On Monday, the Education Secretary, Justine Greening, announced an extra £1.3 billion funding for schools between 2018 and 2020.

The leader of the ASCL head teachers’ union, Geoff Barton, said it was a ‘step in the right direction’.

But teachers’ unions ATL and NUT said in a joint statement that the extra funding ‘isn’t enough to stop the huge cuts that schools are making’, and Ms Greening’s announcement amounted to ‘smoke and mirrors’.

FactCheck looks at the figures.

£1.3 billion extra funding. That means schools will have more cash to spend, right?

Yes and no.

Since 2010, education spending per pupil has fallen in real terms. Between 2010 and 2015, it fell by 14 per cent. Compare that with the period 1998 to 2010, when funding per pupil increased by 5 per cent each year on average, according to the Institute for Fiscal Studies.

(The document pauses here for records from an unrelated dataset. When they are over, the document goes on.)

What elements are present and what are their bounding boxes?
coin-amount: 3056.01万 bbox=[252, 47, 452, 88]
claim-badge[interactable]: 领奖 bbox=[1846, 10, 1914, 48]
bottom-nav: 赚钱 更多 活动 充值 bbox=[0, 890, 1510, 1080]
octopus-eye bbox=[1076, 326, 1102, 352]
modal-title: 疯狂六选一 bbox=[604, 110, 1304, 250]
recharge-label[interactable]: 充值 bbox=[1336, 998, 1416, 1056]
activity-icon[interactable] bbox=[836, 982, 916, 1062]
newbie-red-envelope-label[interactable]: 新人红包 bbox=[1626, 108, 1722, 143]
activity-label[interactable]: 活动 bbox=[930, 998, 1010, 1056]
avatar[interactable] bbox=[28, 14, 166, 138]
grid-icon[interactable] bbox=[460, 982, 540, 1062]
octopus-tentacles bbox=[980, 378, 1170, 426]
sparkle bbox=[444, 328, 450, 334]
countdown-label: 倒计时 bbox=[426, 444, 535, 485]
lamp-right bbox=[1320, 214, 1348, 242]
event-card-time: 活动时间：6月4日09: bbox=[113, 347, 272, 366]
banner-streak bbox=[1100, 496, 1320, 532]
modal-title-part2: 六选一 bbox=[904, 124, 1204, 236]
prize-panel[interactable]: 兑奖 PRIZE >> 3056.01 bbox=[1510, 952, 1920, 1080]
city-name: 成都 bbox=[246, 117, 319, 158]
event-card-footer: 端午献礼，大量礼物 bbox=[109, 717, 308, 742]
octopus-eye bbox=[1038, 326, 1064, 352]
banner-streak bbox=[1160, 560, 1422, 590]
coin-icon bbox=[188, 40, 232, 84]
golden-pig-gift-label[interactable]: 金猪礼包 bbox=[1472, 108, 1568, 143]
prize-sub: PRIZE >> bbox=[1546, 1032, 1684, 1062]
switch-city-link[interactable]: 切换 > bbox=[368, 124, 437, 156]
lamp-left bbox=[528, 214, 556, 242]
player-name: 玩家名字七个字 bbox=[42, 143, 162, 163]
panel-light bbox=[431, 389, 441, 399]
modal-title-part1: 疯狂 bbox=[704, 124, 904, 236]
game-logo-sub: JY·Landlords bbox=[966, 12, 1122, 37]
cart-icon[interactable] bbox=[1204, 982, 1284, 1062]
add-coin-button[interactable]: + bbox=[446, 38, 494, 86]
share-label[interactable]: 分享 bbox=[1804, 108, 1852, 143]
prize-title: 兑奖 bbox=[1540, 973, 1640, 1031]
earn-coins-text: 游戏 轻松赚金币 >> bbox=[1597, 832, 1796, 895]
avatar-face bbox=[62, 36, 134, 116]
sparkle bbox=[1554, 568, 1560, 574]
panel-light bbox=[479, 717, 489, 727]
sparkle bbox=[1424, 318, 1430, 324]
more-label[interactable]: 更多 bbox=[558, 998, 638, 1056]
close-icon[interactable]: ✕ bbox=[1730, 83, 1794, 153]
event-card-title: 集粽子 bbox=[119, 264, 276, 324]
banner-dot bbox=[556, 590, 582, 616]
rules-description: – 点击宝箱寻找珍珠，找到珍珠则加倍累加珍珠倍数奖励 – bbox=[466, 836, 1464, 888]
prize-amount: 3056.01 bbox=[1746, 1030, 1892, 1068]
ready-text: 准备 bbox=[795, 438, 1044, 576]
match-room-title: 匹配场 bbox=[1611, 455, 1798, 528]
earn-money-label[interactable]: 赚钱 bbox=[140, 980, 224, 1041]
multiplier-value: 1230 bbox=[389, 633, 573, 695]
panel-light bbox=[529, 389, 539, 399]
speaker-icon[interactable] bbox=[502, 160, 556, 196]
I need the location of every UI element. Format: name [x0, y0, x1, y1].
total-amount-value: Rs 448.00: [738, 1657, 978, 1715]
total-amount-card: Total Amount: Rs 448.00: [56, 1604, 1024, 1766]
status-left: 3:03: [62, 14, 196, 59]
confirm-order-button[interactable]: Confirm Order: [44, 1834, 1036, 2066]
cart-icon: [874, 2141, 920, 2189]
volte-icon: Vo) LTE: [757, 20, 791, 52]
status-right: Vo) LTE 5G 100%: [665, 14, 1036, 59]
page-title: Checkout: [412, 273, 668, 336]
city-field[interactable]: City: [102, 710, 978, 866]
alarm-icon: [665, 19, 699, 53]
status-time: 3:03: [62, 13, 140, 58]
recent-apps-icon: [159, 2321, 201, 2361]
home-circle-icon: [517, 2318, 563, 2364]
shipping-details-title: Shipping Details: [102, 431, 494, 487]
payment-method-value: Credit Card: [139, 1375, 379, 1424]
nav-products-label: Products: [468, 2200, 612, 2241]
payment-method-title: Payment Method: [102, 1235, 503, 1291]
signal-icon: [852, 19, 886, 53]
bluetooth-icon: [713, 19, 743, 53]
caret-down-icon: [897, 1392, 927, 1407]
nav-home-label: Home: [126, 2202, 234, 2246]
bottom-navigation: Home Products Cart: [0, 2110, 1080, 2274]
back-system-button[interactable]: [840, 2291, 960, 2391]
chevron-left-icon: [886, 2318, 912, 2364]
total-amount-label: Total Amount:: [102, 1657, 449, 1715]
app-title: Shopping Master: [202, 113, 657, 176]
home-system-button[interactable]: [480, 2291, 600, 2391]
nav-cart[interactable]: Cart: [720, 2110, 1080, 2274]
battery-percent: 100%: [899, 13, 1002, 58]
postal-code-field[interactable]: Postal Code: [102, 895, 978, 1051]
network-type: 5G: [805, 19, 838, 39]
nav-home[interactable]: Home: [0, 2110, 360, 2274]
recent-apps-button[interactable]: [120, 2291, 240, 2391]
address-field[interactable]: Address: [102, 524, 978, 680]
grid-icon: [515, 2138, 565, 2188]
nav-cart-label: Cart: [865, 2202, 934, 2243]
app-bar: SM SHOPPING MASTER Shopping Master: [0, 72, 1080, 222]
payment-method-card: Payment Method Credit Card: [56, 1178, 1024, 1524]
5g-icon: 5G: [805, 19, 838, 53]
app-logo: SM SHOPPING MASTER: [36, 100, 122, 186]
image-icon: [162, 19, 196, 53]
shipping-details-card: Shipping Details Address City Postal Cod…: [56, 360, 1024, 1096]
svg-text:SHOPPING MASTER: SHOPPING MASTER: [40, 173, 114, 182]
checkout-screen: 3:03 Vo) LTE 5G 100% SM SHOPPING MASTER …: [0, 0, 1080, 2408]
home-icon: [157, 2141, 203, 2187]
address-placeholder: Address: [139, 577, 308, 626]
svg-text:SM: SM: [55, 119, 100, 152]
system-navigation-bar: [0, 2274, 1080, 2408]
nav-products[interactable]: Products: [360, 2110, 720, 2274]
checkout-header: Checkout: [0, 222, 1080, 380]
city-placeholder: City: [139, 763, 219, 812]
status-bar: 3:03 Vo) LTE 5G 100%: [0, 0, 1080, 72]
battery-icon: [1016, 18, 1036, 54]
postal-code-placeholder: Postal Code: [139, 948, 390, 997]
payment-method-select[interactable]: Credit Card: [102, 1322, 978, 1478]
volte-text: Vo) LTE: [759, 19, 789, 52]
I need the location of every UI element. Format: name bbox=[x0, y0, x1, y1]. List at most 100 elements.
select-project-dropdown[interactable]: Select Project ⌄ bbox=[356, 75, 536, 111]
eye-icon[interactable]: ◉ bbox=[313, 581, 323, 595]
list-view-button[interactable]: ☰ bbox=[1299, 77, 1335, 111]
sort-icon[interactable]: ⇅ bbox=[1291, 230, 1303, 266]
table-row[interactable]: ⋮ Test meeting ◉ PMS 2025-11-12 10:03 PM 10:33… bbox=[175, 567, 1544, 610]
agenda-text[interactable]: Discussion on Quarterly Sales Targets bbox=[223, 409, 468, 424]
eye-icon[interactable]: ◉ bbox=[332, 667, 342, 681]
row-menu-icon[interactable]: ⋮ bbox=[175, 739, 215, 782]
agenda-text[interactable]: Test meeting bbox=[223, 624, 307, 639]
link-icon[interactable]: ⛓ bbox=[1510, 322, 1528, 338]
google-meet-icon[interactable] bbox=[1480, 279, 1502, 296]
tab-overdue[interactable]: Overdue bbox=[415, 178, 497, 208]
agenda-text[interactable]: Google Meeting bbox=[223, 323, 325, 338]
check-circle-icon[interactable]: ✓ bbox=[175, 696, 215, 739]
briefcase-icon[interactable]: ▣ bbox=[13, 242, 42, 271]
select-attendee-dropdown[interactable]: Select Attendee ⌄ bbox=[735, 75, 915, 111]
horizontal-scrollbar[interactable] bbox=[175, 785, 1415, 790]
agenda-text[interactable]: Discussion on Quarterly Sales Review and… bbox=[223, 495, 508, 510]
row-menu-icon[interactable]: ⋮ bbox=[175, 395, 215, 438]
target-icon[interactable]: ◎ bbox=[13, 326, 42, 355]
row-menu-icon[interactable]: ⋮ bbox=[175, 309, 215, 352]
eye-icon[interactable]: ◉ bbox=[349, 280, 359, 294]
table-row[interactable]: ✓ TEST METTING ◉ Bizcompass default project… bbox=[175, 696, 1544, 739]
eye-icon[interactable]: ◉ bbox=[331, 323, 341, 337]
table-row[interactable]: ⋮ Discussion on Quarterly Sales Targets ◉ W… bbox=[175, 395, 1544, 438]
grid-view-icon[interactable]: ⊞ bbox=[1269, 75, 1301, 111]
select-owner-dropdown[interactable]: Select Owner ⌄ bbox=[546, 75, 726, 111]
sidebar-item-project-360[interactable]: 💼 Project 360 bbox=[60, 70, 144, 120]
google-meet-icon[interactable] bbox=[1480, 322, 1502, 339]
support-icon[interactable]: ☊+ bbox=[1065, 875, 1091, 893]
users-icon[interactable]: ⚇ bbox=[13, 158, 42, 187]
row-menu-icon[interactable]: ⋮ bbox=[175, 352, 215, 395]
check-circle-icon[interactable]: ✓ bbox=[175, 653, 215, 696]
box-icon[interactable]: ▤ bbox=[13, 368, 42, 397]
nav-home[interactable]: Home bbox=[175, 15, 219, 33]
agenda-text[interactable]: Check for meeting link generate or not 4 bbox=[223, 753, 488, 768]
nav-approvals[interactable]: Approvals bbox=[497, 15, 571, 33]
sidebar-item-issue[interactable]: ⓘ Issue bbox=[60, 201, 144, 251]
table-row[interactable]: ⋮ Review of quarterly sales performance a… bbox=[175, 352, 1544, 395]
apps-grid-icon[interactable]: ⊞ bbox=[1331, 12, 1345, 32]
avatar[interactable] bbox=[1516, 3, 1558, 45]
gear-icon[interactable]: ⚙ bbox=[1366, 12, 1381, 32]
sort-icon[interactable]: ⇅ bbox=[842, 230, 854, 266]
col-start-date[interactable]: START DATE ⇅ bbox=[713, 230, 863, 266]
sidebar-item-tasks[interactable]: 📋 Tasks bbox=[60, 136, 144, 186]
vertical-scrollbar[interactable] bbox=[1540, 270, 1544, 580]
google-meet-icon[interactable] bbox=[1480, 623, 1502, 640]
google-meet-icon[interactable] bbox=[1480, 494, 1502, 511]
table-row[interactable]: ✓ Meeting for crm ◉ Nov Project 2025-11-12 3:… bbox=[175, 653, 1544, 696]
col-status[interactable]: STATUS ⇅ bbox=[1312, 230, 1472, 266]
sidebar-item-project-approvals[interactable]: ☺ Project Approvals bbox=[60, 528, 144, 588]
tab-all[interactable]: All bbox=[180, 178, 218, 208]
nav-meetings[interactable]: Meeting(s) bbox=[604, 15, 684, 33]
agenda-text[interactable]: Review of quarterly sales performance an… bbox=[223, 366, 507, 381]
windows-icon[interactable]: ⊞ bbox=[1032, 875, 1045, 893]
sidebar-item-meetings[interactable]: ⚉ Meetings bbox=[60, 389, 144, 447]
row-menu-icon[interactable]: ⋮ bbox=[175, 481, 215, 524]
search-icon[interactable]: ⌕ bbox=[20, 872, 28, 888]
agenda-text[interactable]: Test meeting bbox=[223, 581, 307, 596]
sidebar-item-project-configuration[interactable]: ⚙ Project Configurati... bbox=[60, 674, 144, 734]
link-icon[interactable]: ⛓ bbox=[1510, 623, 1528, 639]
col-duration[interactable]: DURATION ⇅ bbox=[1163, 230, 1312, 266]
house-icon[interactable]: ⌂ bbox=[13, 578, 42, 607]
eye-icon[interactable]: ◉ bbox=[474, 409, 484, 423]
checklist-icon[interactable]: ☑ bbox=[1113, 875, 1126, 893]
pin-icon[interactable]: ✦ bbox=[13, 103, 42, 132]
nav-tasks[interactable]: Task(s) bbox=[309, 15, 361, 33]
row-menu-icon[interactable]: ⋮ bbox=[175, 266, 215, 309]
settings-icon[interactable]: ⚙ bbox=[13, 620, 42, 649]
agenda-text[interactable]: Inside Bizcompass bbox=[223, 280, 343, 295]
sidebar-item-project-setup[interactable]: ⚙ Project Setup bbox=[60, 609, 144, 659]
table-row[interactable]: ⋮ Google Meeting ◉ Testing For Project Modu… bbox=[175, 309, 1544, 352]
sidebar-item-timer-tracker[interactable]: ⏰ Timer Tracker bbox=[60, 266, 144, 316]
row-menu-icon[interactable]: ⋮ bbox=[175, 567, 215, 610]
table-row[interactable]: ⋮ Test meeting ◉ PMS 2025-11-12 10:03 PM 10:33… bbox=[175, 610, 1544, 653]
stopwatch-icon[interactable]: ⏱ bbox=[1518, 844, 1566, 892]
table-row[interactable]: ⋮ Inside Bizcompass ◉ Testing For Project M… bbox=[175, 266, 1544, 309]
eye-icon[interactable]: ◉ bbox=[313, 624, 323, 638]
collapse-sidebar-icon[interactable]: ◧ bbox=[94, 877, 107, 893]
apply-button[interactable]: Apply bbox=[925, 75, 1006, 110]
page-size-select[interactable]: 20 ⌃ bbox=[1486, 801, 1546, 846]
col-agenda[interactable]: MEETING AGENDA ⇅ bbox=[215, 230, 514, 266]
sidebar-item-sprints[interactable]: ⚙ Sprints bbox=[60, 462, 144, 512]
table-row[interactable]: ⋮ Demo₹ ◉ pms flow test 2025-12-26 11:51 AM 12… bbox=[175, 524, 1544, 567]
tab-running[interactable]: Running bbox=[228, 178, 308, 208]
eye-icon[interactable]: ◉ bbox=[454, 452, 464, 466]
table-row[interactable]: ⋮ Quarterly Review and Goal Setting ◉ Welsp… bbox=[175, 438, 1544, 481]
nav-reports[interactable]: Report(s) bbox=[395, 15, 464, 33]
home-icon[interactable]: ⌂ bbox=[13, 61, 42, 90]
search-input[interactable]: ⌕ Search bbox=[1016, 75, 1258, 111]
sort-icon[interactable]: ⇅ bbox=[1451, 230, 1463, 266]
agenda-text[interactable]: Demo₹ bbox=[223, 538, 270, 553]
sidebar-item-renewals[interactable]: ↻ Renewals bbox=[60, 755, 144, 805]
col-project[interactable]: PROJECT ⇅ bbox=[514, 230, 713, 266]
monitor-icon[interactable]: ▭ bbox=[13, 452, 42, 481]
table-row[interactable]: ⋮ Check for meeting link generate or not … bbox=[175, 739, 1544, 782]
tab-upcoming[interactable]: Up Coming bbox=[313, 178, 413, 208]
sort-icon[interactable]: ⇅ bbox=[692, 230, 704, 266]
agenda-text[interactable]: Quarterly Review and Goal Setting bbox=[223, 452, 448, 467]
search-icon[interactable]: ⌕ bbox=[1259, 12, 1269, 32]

And in 2015, the government announced further cuts that would have seen school funding per pupil fall by an extra 6.5 per cent by 2020. Since that announcement, spending per pupil has already fallen by 4.6%, compared to 2015 levels.

Justine Greening’s statement on Monday effectively cancelled the remaining 1.9 per cent cuts that were due to take place before the end of 2020.

So school spending per pupil will remain at the same low level for the next two years.

But Luke Sibieta from the Institute of Fiscal Studies pointed out that this is an average position, and the effect on individual schools will depend on the new funding formula (which we subjected to the FactCheck treatment back in May).

He said that ‘some schools could receive cash-terms increases in funding per pupil of around one per cent between 2017-18 and 2019-20 (meaning a real-terms cut), whilst others could receive gains of around six per cent over the same period’. He said it will be up to local authorities to decide how much each school receives.

Where’s the money coming from?

This is not new money from the Treasury. As the Education Secretary said in the Commons, the additional investment in schools ‘will be funded in full from efficiencies and savings […] rather than higher taxes or more debt’.

Ms Greening said that the £1.3 billion in extra cash for schools will be made up of:

  • £420 million from ‘efficiencies and savings across [the education] capital budget’, of which £315 million will come from cutting funding for ‘healthy pupils’ scheme.
  • £280 million from the free schools budget. The Education Secretary says means that only 110 of the 140 free schools announced at the Budget will go ahead. The remaining 30 schools will still be opened, but as standard local authority-run institutions.
  • £600 million from the Department for Education ‘resource budget’.

In other words, Ms Greening plans to raid parts of her overall education budget to pay for ‘core’ schools funding.

FactCheck verdict

Monday’s announcement of an extra £1.3 billion for schools will spare them the cuts they were due in the next two years. However, since 2015, funding per pupil has fallen in real terms by 4.6 per cent. Spending per pupil will remain at the same low level for the next two years.